Unfortunately, New York State has just passed legislation that is unlikely to reduce congestion or establish a level regulatory playing field for the taxi industry and ride-sharing firms. The state has decreed that Uber and its competitors must pay a $2.75 surcharge per ride below 96th Street and that traditional cabbies must pay $2.50. But this fee likely isn’t high enough to deter the behavior of Uber and Lyft customers, which is ostensibly one of the purposes of the charge, in addition to raising money for the state-run Metropolitan Transportation Authority. Uber, in particular, already heavily subsidizes the cost of a ride through the billions of dollars in losses that its investors incur each year. The fee, then, may only raise revenue while serving as a nuisance—exactly the kind of tax policy that a state shouldn’t pursue. Second, the 25-cent differential between the charge on cab rides and the charge on Uber rides nods at the fact that medallion owners have already paid a hefty fee without doing enough to ameliorate this imbalance. At the city level, Mayor Bill de Blasio has been if anything less forward-looking, vacillating even on the concept of a congestion cordon in Manhattan.

Why not, then, exempt yellow cabs from this fee, at least for the first decade of a new regulatory regime, in consideration of the price they have already paid? Over ten years, a driver picking up or dropping off 15 fares a day within Manhattan would save nearly $300,000 on the higher fee suggested by the Fix New York panel, a significant portion of the medallion price. Green-cab owners, who paid a much smaller fee, during the Bloomberg era, for the right to pick up fares outside of core Manhattan, could accordingly get a smaller number of free trips within the central business district, over a shorter time period. A cordon system that differentiates between license plates held by for-hire cars and those held by private vehicles, in order to charge each a different fee, should be able to differentiate between the license plates of yellow cabs and other for-hire cars, as well.

The rise of ride-hailing services has put enormous pressure on the taxi and livery-car industry—sometimes with grim consequences.
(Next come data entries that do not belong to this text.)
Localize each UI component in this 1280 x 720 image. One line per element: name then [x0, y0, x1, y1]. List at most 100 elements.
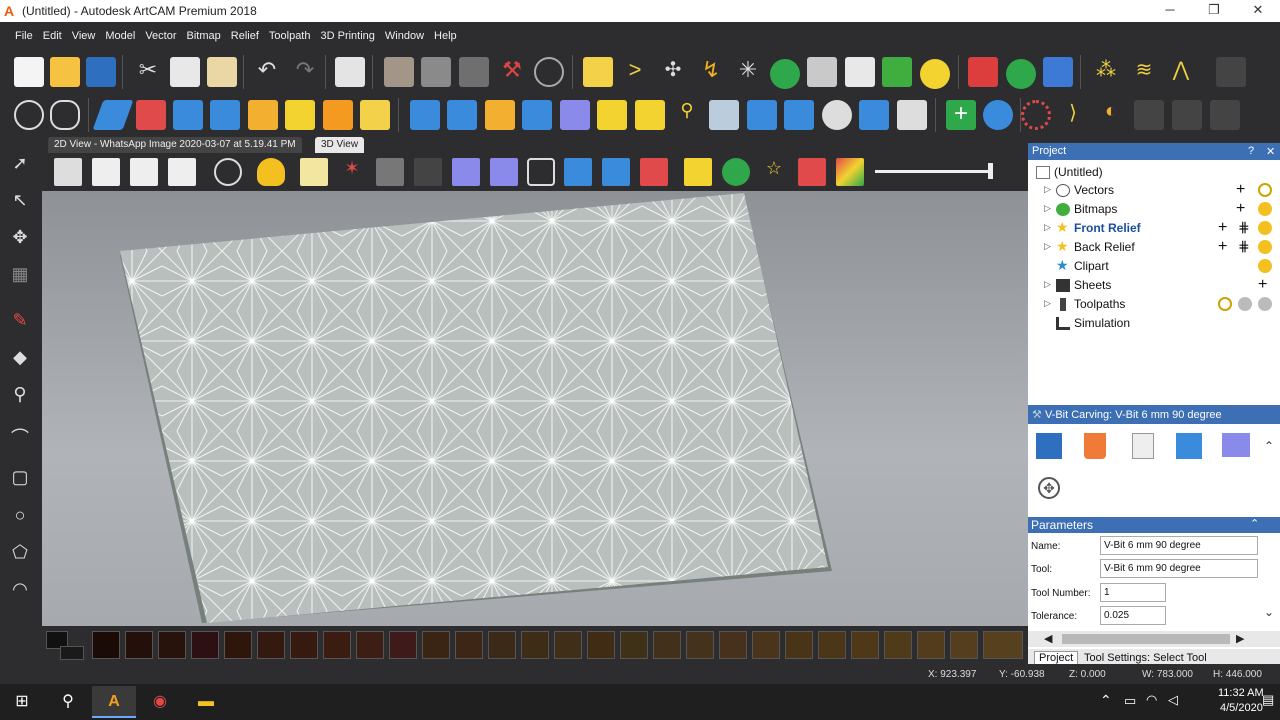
tolerance-field[interactable]: 0.025 [1100, 606, 1166, 625]
menu-window[interactable]: Window [380, 24, 429, 42]
snowflake-icon[interactable]: ✳ [733, 57, 763, 87]
add-bitmap-icon[interactable]: + [1236, 200, 1245, 218]
color-swatch[interactable] [257, 631, 285, 659]
open-folder-icon[interactable] [50, 57, 80, 87]
tree-item-front-relief[interactable]: ▷ ★ Front Relief + ⋕ [1028, 219, 1280, 238]
scroll-down-icon[interactable]: ⌄ [1264, 605, 1274, 619]
expand-arrow-icon[interactable]: ▷ [1044, 241, 1051, 252]
chrome-icon[interactable]: ◉ [138, 686, 182, 718]
move-toolpath-icon[interactable]: ✥ [1038, 477, 1060, 499]
tree-item-back-relief[interactable]: ▷ ★ Back Relief + ⋕ [1028, 238, 1280, 257]
green-disc-icon[interactable] [1006, 59, 1036, 89]
tool-database-icon[interactable] [1222, 433, 1250, 457]
eraser-tool-icon[interactable]: ◆ [7, 344, 33, 370]
transparency-slider-handle[interactable] [988, 163, 993, 179]
zoom-view-icon[interactable] [214, 158, 242, 186]
save-toolpath-icon[interactable] [1036, 433, 1062, 459]
add-sheet-icon[interactable]: + [1258, 276, 1267, 294]
hammer-icon[interactable]: ⚒ [497, 57, 527, 87]
half-icon[interactable]: ◐ [1096, 100, 1126, 130]
magnify-icon[interactable]: ⚲ [7, 381, 33, 407]
green-ball-icon[interactable] [722, 158, 750, 186]
file-explorer-icon[interactable]: ▬ [184, 686, 228, 718]
color-swatch[interactable] [818, 631, 846, 659]
redo-icon[interactable]: ↷ [290, 57, 320, 87]
tray-chevron-icon[interactable]: ⌃ [1100, 692, 1112, 709]
layers-icon[interactable] [807, 57, 837, 87]
help-icon[interactable]: ? [1248, 145, 1254, 157]
red-stack-icon[interactable] [640, 158, 668, 186]
expand-arrow-icon[interactable]: ▷ [1044, 203, 1051, 214]
add-relief-icon[interactable] [410, 100, 440, 130]
stack-icon[interactable] [747, 100, 777, 130]
angle-icon[interactable]: > [620, 57, 650, 87]
color-swatch[interactable] [224, 631, 252, 659]
puzzle-icon[interactable] [376, 158, 404, 186]
visibility-bulb-icon[interactable] [1258, 221, 1272, 235]
smooth-icon[interactable] [709, 100, 739, 130]
flat-shade-icon[interactable] [300, 158, 328, 186]
rectangle-icon[interactable]: ▢ [7, 464, 33, 490]
transform-icon[interactable]: ▦ [7, 261, 33, 287]
color-swatch[interactable] [290, 631, 318, 659]
visibility-bulb-icon[interactable] [1218, 297, 1232, 311]
color-swatch[interactable] [752, 631, 780, 659]
expand-arrow-icon[interactable]: ▷ [1044, 279, 1051, 290]
menu-3d-printing[interactable]: 3D Printing [315, 24, 379, 42]
menu-toolpath[interactable]: Toolpath [264, 24, 316, 42]
new-file-icon[interactable] [14, 57, 44, 87]
menu-help[interactable]: Help [429, 24, 462, 42]
cut-icon[interactable]: ✂ [133, 57, 163, 87]
tree-item-simulation[interactable]: Simulation [1028, 314, 1280, 333]
menu-vector[interactable]: Vector [140, 24, 181, 42]
tool-field[interactable]: V-Bit 6 mm 90 degree [1100, 559, 1258, 578]
yellow-layer-icon[interactable] [597, 100, 627, 130]
battery-icon[interactable]: ▭ [1124, 693, 1136, 709]
blue-stack-icon[interactable] [602, 158, 630, 186]
yellow-shape-icon[interactable] [920, 59, 950, 89]
scrollbar-thumb[interactable] [1062, 634, 1230, 644]
document-icon[interactable] [335, 57, 365, 87]
purple-relief-icon[interactable] [560, 100, 590, 130]
color-swatch[interactable] [686, 631, 714, 659]
horizontal-scrollbar[interactable]: ◀ ▶ [1028, 631, 1280, 647]
iso-view-icon[interactable] [54, 158, 82, 186]
tool-box-icon[interactable] [490, 158, 518, 186]
orange-relief-icon[interactable] [323, 100, 353, 130]
blue-star-icon[interactable] [564, 158, 592, 186]
tree-item-bitmaps[interactable]: ▷ Bitmaps + [1028, 200, 1280, 219]
clock-date[interactable]: 4/5/2020 [1220, 702, 1263, 714]
menu-model[interactable]: Model [100, 24, 140, 42]
subtract-relief-icon[interactable] [447, 100, 477, 130]
tab-3d-view[interactable]: 3D View [315, 137, 365, 153]
panel-close-icon[interactable]: ✕ [1266, 145, 1275, 158]
color-swatch[interactable] [356, 631, 384, 659]
raise-relief-icon[interactable] [522, 100, 552, 130]
side-view-icon[interactable] [130, 158, 158, 186]
light-bulb-icon[interactable] [257, 158, 285, 186]
minimize-button[interactable]: ─ [1150, 2, 1190, 20]
blue-box-icon[interactable] [784, 100, 814, 130]
color-swatch[interactable] [620, 631, 648, 659]
tree-item-sheets[interactable]: ▷ Sheets + [1028, 276, 1280, 295]
grid-icon[interactable] [459, 57, 489, 87]
visibility-bulb-icon[interactable] [1258, 297, 1272, 311]
export-toolpath-icon[interactable] [1176, 433, 1202, 459]
box-shade-icon[interactable] [452, 158, 480, 186]
volume-icon[interactable]: ◁ [1168, 692, 1178, 708]
windows-start-icon[interactable]: ⊞ [0, 686, 44, 718]
gear-red-icon[interactable] [1021, 100, 1051, 130]
color-swatch[interactable] [554, 631, 582, 659]
tool-number-field[interactable]: 1 [1100, 583, 1166, 602]
paste-icon[interactable] [207, 57, 237, 87]
front-view-icon[interactable] [92, 158, 120, 186]
visibility-bulb-icon[interactable] [1258, 183, 1272, 197]
tab-project[interactable]: Project [1034, 651, 1079, 665]
relief-grid-icon[interactable]: ⋕ [1238, 219, 1250, 236]
scroll-up-icon[interactable]: ⌃ [1264, 439, 1274, 453]
tab-tool-settings[interactable]: Tool Settings: Select Tool [1084, 652, 1207, 664]
color-swatch[interactable] [587, 631, 615, 659]
expand-arrow-icon[interactable]: ▷ [1044, 298, 1051, 309]
mirror-icon[interactable]: ⟩ [1058, 100, 1088, 130]
color-swatch[interactable] [92, 631, 120, 659]
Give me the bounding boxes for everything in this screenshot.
Four New York City taxi and livery-car drivers have committed suicide since December. Nicanor Ochisor, a yellow-medallion owner, hanged himself in Queens two weeks ago. The value of his taxi medallion, which he expected to lease out to finance his approaching retirement, had plummeted from more than $1 million to less than $200,000 over the last few years. Black-car driver Douglas Schifter shot himself in front of City Hall in February. “In 1981, I averaged 40-50 hours” per week, he wrote on Facebook beforehand. Now he was working more than 100 hours per week to make ends meet. “I cannot survive any longer with working 120 hours. Due to the huge number of cars available with desperate drivers trying to feed their families, they squeeze rates to below operating costs.”

Government can’t shield—and shouldn’t shield—people entirely from bad luck, bad decisions, and economic change. Yet New York State and City certainly shouldn’t exacerbate the problems with bad regulations. Elected leaders at both the state and local level can take steps that would make city streets less clogged—and address an unfair imbalance of the current situation.